Lawson Beverley, Burge Frederick I, Critchley Patrick, McIntyre Paul
Department of Family Medicine, Dalhousie University, Halifax, NS, Canada.
BMC Palliat Care. 2006 May 30;5:4. doi: 10.1186/1472-684X-5-4.
Patients often experience changes or transitions in where and by whom they are cared for at the end of life. These cause stress for both patients and families. Although not all transitions during the end of life can be avoided, advance identification of those who could potentially experience numerous transitions may allow providers and caregivers to anticipate the problem and consider strategies to minimize their occurrence. This study examines the relationship between patient characteristics and the total number of transitions experienced by the patient from the date of admission to a palliative care program (PCP) to death and during final weeks of life.

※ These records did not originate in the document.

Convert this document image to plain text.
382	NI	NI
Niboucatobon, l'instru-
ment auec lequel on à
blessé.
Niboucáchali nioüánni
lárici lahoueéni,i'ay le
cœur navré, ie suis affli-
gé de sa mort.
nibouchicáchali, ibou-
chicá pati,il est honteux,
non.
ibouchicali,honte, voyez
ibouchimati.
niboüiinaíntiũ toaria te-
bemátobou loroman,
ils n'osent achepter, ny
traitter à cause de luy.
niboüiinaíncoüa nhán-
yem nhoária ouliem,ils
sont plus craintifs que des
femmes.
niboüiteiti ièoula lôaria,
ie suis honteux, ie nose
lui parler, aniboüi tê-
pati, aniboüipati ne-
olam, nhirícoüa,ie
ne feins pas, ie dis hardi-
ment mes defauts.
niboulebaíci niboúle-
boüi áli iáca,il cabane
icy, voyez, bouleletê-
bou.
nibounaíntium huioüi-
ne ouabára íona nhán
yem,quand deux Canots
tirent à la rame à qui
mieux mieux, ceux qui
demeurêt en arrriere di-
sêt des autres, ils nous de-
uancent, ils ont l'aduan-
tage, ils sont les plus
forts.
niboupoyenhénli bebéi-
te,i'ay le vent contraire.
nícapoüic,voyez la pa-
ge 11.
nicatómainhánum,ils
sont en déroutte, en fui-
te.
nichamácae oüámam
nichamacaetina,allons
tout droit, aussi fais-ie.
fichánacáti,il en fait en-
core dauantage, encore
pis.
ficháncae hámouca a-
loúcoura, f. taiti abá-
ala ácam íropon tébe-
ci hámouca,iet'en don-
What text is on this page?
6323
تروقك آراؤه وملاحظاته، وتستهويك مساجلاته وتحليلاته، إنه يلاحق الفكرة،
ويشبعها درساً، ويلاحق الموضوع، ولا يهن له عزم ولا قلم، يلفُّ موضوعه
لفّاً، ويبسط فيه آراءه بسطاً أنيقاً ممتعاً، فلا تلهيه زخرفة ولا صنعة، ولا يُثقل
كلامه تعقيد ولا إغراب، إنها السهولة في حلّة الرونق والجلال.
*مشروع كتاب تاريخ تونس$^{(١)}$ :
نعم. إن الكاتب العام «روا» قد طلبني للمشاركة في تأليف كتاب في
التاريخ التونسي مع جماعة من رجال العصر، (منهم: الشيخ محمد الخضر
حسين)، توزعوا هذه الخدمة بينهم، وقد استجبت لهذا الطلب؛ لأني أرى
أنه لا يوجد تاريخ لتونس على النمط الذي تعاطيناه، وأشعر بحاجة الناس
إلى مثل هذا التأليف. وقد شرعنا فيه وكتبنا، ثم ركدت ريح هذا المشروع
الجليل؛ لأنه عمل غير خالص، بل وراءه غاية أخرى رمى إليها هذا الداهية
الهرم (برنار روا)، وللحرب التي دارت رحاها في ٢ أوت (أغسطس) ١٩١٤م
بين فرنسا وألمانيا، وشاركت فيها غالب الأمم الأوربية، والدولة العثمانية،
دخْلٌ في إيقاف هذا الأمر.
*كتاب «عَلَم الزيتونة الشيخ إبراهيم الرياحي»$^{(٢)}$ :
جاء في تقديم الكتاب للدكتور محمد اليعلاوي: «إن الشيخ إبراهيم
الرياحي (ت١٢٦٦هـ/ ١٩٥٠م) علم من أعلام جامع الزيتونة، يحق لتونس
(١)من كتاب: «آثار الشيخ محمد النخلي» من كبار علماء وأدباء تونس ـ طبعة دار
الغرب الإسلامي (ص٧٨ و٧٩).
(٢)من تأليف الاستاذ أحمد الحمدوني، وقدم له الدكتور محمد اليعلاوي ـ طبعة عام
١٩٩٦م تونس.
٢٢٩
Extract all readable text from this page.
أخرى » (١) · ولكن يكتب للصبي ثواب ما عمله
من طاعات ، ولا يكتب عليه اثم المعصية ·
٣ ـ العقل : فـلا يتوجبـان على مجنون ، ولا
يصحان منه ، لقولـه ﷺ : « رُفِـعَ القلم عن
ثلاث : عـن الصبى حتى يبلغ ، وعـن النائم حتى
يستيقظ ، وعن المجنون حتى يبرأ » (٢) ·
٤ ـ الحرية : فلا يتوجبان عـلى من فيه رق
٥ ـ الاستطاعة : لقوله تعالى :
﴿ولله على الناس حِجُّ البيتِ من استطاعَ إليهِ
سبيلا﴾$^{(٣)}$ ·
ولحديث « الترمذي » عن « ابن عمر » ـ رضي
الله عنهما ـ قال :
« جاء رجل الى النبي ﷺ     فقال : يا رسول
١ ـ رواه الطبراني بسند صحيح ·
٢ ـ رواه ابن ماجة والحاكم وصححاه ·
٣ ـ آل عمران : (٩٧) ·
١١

Subjects included all adults registered with the PCP in Halifax, Nova Scotia, Canada between 1998 and 2002 and who had died during that period. Data was extracted from the regional PCP database and linked to census information. Transitions were defined as either: 1) a change in location of where the patient was cared for; or 2) a change in which service (specialist groupings, primary care, etc) provided care. Descriptive statistics were calculated plus rate ratios for the association between patient characteristics and total number of transitions.
In total, 3972 patients made 5903 transitions during the study period. Although 28% experienced no transitions, over 40% experienced one and 6.3% five or more. At least one transition was made by 47% during the last four weeks of life. Adjusted results suggest women, the elderly and more recent death are associated with experiencing fewer transitions. Multiple transitions were associated with a hospital death and a cancer diagnosis. During the last month of life, age was no longer associated with the total number of transitions, cancer patients were found to experience a similar number or fewer transitions than patients with a non-cancer diagnosis and pain and symptom control become a significant factor associated with a greater number of transitions.
Our data suggest there is some variation in the number of transitions associated with the demographics and diagnoses of patients. Associations with gender and age require further exploration as does the contribution of caregiver supports and symptom issues.
患者在生命末期接受护理的地点和护理人员往往会发生变化或转变。这些变化给患者及其家人都带来了压力。尽管并非所有生命末期的转变都能避免,但提前识别那些可能经历多次转变的患者,或许能让医疗服务提供者和护理人员预见到问题,并考虑采取策略尽量减少此类情况的发生。本研究探讨了患者特征与患者从进入姑息治疗项目(PCP)之日到死亡以及生命最后几周期间所经历的转变总数之间的关系。
研究对象包括1998年至2002年间在加拿大新斯科舍省哈利法克斯市注册于PCP且在此期间死亡的所有成年人。数据从地区PCP数据库中提取,并与人口普查信息相关联。转变被定义为以下两种情况之一:1)患者接受护理的地点发生变化;或2)提供护理的服务(专科分组、初级护理等)发生变化。计算了描述性统计数据以及患者特征与转变总数之间关联的率比。
在研究期间,共有3972名患者发生了5903次转变。虽然28%的患者未经历转变,但超过40%的患者经历了一次转变,6.3%的患者经历了五次或更多次转变。在生命的最后四周,47%的患者至少发生了一次转变。调整后的结果表明,女性、老年人和较近期死亡的患者经历的转变较少。多次转变与在医院死亡和癌症诊断相关。在生命的最后一个月,年龄与转变总数不再相关,发现癌症患者经历的转变次数与非癌症诊断患者相似或更少,而疼痛和症状控制成为与更多转变相关的一个重要因素。
我们的数据表明,与患者的人口统计学特征和诊断相关的转变次数存在一些差异。性别和年龄之间的关联以及护理人员支持和症状问题的作用都需要进一步探索。